A wildfire that was reportedly caused by a lightning strike on Khao Chaphlu in Nakhon Nayok's Muang district on Tuesday evening was inching closer to residential areas on Thursday after having burned 700 rai of forest across three mountains.
Authorities fear strong winds in the area may cause the fire to spread towards Khao Yai National Park, which is now just three kilometres away from the blaze, said an informed source. The park is a part of the 6,152 square km of reserved areas that form Dong Phayayen-Khao Yai Forest Complex, which became Unesco's 184th Natural World Heritage site in 2005.
The Meteorological Department, meanwhile, warned that if this fire isn't contained within the next three to four days, Bangkok and its surrounding provinces will be affected by severe air pollution, as a cold spell from China is set to blow the smoke in the direction of the capital on April 6-7.

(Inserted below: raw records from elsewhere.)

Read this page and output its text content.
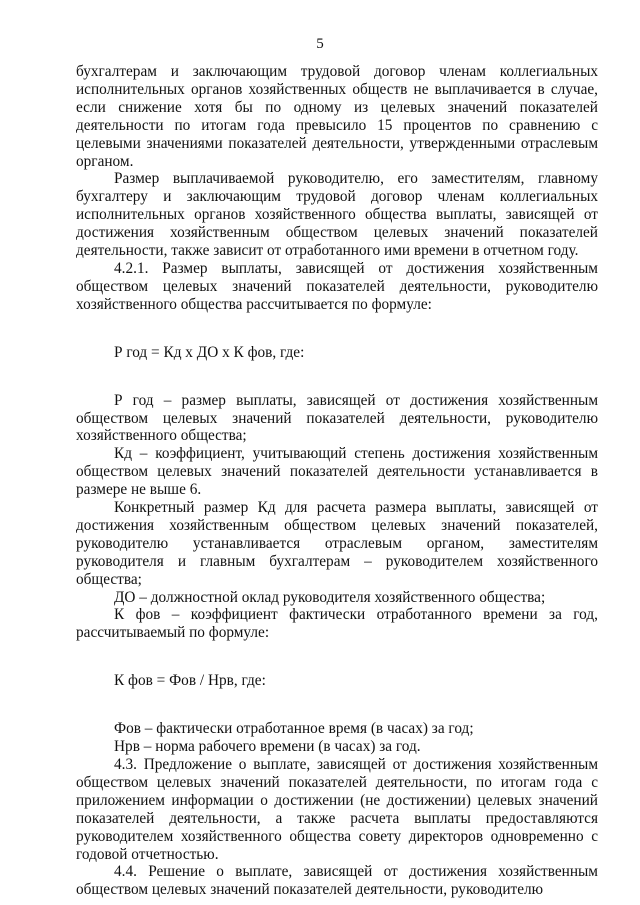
5

бухгалтерам и заключающим трудовой договор членам коллегиальных исполнительных органов хозяйственных обществ не выплачивается в случае, если снижение хотя бы по одному из целевых значений показателей деятельности по итогам года превысило 15 процентов по сравнению с целевыми значениями показателей деятельности, утвержденными отраслевым органом.

Размер выплачиваемой руководителю, его заместителям, главному бухгалтеру и заключающим трудовой договор членам коллегиальных исполнительных органов хозяйственного общества выплаты, зависящей от достижения хозяйственным обществом целевых значений показателей деятельности, также зависит от отработанного ими времени в отчетном году.

4.2.1. Размер выплаты, зависящей от достижения хозяйственным обществом целевых значений показателей деятельности, руководителю хозяйственного общества рассчитывается по формуле:

Р год = Кд х ДО х К фов, где:

Р год – размер выплаты, зависящей от достижения хозяйственным обществом целевых значений показателей деятельности, руководителю хозяйственного общества;

Кд – коэффициент, учитывающий степень достижения хозяйственным обществом целевых значений показателей деятельности устанавливается в размере не выше 6.

Конкретный размер Кд для расчета размера выплаты, зависящей от достижения хозяйственным обществом целевых значений показателей, руководителю устанавливается отраслевым органом, заместителям руководителя и главным бухгалтерам – руководителем хозяйственного общества;

ДО – должностной оклад руководителя хозяйственного общества;

К фов – коэффициент фактически отработанного времени за год, рассчитываемый по формуле:

К фов = Фов / Нрв, где:

Фов – фактически отработанное время (в часах) за год;

Нрв – норма рабочего времени (в часах) за год.

4.3. Предложение о выплате, зависящей от достижения хозяйственным обществом целевых значений показателей деятельности, по итогам года с приложением информации о достижении (не достижении) целевых значений показателей деятельности, а также расчета выплаты предоставляются руководителем хозяйственного общества совету директоров одновременно с годовой отчетностью.

4.4. Решение о выплате, зависящей от достижения хозяйственным обществом целевых значений показателей деятельности, руководителю
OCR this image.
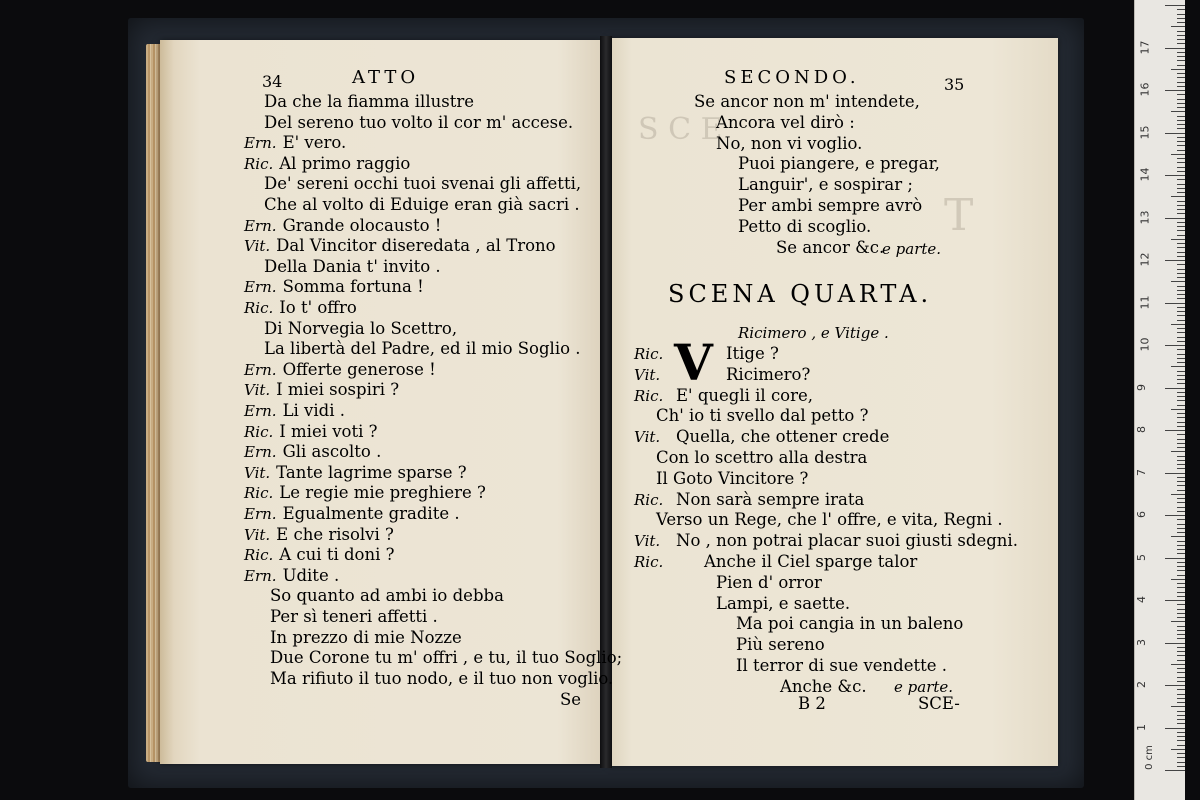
S C E
T
34	ATTO
Da che la fiamma illustre
Del sereno tuo volto il cor m' accese.
Ern. E' vero.
Ric. Al primo raggio
De' sereni occhi tuoi svenai gli affetti,
Che al volto di Eduige eran già sacri .
Ern. Grande olocausto !
Vit. Dal Vincitor diseredata , al Trono
Della Dania t' invito .
Ern. Somma fortuna !
Ric. Io t' offro
Di Norvegia lo Scettro,
La libertà del Padre, ed il mio Soglio .
Ern. Offerte generose !
Vit. I miei sospiri ?
Ern. Li vidi .
Ric. I miei voti ?
Ern. Gli ascolto .
Vit. Tante lagrime sparse ?
Ric. Le regie mie preghiere ?
Ern. Egualmente gradite .
Vit. E che risolvi ?
Ric. A cui ti doni ?
Ern. Udite .
So quanto ad ambi io debba
Per sì teneri affetti .
In prezzo di mie Nozze
Due Corone tu m' offri , e tu, il tuo Soglio;
Ma rifiuto il tuo nodo, e il tuo non voglio.
Se
SECONDO.	35
Se ancor non m' intendete,
Ancora vel dirò :
No, non vi voglio.
Puoi piangere, e pregar,
Languir', e sospirar ;
Per ambi sempre avrò
Petto di scoglio.
Se ancor &c.
e parte.
SCENA QUARTA.
Ricimero , e Vitige .
V
Ric.	Itige ?
Vit.	Ricimero?
Ric. E' quegli il core,
Ch' io ti svello dal petto ?
Vit. Quella, che ottener crede
Con lo scettro alla destra
Il Goto Vincitore ?
Ric. Non sarà sempre irata
Verso un Rege, che l' offre, e vita, Regni .
Vit. No , non potrai placar suoi giusti sdegni.
Ric. Anche il Ciel sparge talor
Pien d' orror
Lampi, e saette.
Ma poi cangia in un baleno
Più sereno
Il terror di sue vendette .
Anche &c. e parte.
B 2	SCE-
1
2
3
4
5
6
7
8
9
10
11
12
13
14
15
16
17
0 cm
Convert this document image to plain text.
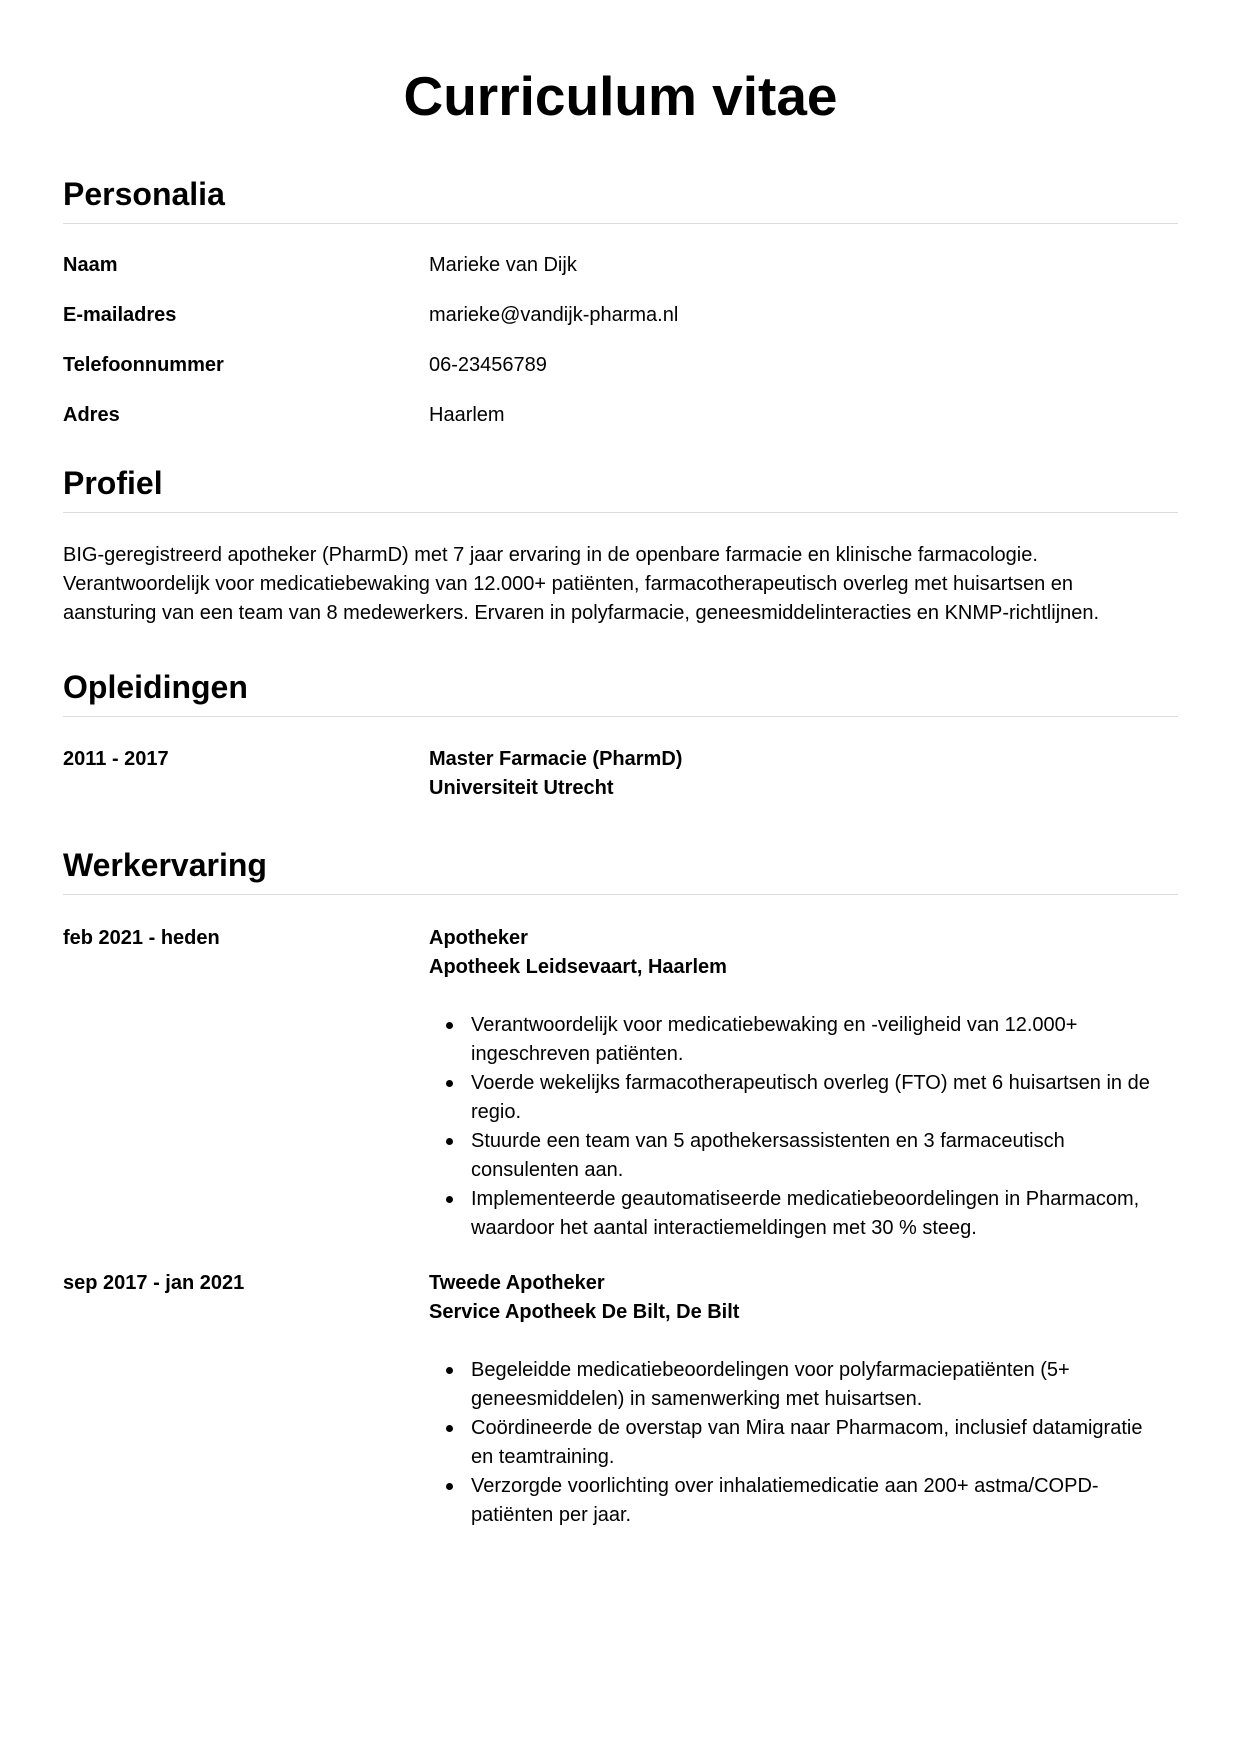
Curriculum vitae
Personalia
Naam	Marieke van Dijk
E-mailadres	marieke@vandijk-pharma.nl
Telefoonnummer	06-23456789
Adres	Haarlem
Profiel

BIG-geregistreerd apotheker (PharmD) met 7 jaar ervaring in de openbare farmacie en klinische farmacologie.
Verantwoordelijk voor medicatiebewaking van 12.000+ patiënten, farmacotherapeutisch overleg met huisartsen en
aansturing van een team van 8 medewerkers. Ervaren in polyfarmacie, geneesmiddelinteracties en KNMP-richtlijnen.

Opleidingen
2011 - 2017	Master Farmacie (PharmD)
Universiteit Utrecht
Werkervaring
feb 2021 - heden	Apotheker
Apotheek Leidsevaart, Haarlem
Verantwoordelijk voor medicatiebewaking en -veiligheid van 12.000+
ingeschreven patiënten.
Voerde wekelijks farmacotherapeutisch overleg (FTO) met 6 huisartsen in de
regio.
Stuurde een team van 5 apothekersassistenten en 3 farmaceutisch
consulenten aan.
Implementeerde geautomatiseerde medicatiebeoordelingen in Pharmacom,
waardoor het aantal interactiemeldingen met 30 % steeg.
sep 2017 - jan 2021	Tweede Apotheker
Service Apotheek De Bilt, De Bilt
Begeleidde medicatiebeoordelingen voor polyfarmaciepatiënten (5+
geneesmiddelen) in samenwerking met huisartsen.
Coördineerde de overstap van Mira naar Pharmacom, inclusief datamigratie
en teamtraining.
Verzorgde voorlichting over inhalatiemedicatie aan 200+ astma/COPD-
patiënten per jaar.
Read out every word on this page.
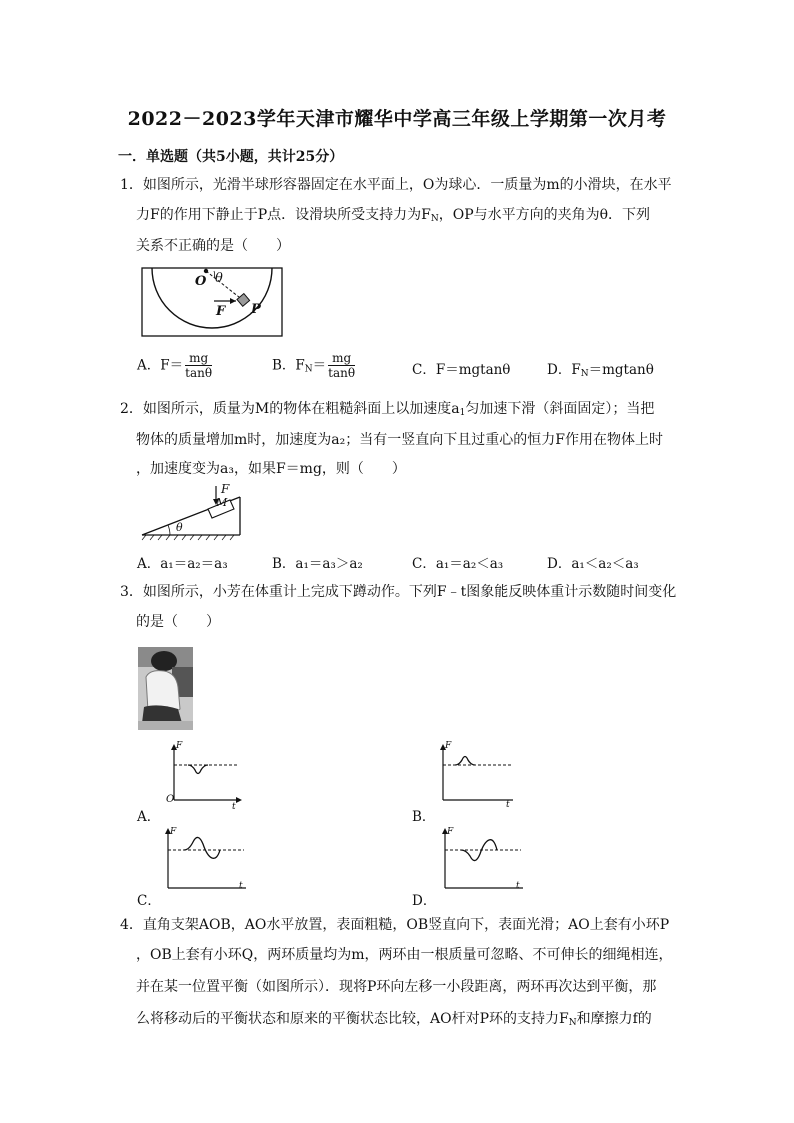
2022－2023学年天津市耀华中学高三年级上学期第一次月考
一．单选题（共5小题，共计25分）
1．如图所示，光滑半球形容器固定在水平面上，O为球心．一质量为m的小滑块，在水平
力F的作用下静止于P点．设滑块所受支持力为$F_N$，OP与水平方向的夹角为θ．下列
关系不正确的是（　　）
O θ
F P
A．$F= \frac{mg}{\tan\theta}$	B．$F_N= \frac{mg}{\tan\theta}$	C．F＝mgtanθ	D．$F_N=mgtan\theta$
2．如图所示，质量为M的物体在粗糙斜面上以加速度$a_1$匀加速下滑（斜面固定）；当把
物体的质量增加m时，加速度为a₂；当有一竖直向下且过重心的恒力F作用在物体上时
，加速度变为a₃，如果F＝mg，则（　　）
F
M
θ
A．a₁＝a₂＝a₃	B．a₁＝a₃＞a₂	C．a₁＝a₂＜a₃	D．a₁＜a₂＜a₃
3．如图所示，小芳在体重计上完成下蹲动作。下列F﹣t图象能反映体重计示数随时间变化
的是（　　）
F
t
O
A．
F
t
B．
F
t
C．
F
t
D．
4．直角支架AOB，AO水平放置，表面粗糙，OB竖直向下，表面光滑；AO上套有小环P
，OB上套有小环Q，两环质量均为m，两环由一根质量可忽略、不可伸长的细绳相连，
并在某一位置平衡（如图所示）．现将P环向左移一小段距离，两环再次达到平衡，那
么将移动后的平衡状态和原来的平衡状态比较，AO杆对P环的支持力$F_N$和摩擦力f的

According to the department's weather forecasting division chief, Somkhuan Tonchan, Nakhon Ratchasima, Buri Ram, and Prachin Buri have been seriously affected by the smoke.
According to Nakhon Nayok governor, Bancha Chaowarin, yesterday, authorities expect to completely contain the fire in about five days, though all efforts were being made to ensure the operation wraps up in about three days.
The Department of Disaster Prevention and Mitigation has dispatched three helicopters to help fight the blaze, a source added.
A team of firefighters from Khao Yai National Park began moving on foot towards the fire zone on Thursday as the fire appeared to slow down, said Chaiya Huayhongthong, head of Khao Yai National Park.
However, he said the blaze might spread rapidly again if wind speeds pick up, adding authorities aren't too concerned about the fire's impact on wildlife, as the fire zone is located on a steep, mountainous area that isn't inhabited by endangered, larger animals, such as elephants.
Separately, Prime Minister Prayut Chan-o-cha said he had assigned Interior Minister Anupong Paojinda to travel to Nakhon Nayok to inspect the wildfire and instructed the armed forces to fully support the fire-fighting mission there.
The fire, which began on Khao Chaphlu, spread to Khao Laem and Khao Tabaek overnight on Tuesday and Wednesday.
As of press time on Thursday, the fire on Khao Chaphlu and Khao Tabaek was still visible, while the fire on Khao Laem was believed to have been brought under control.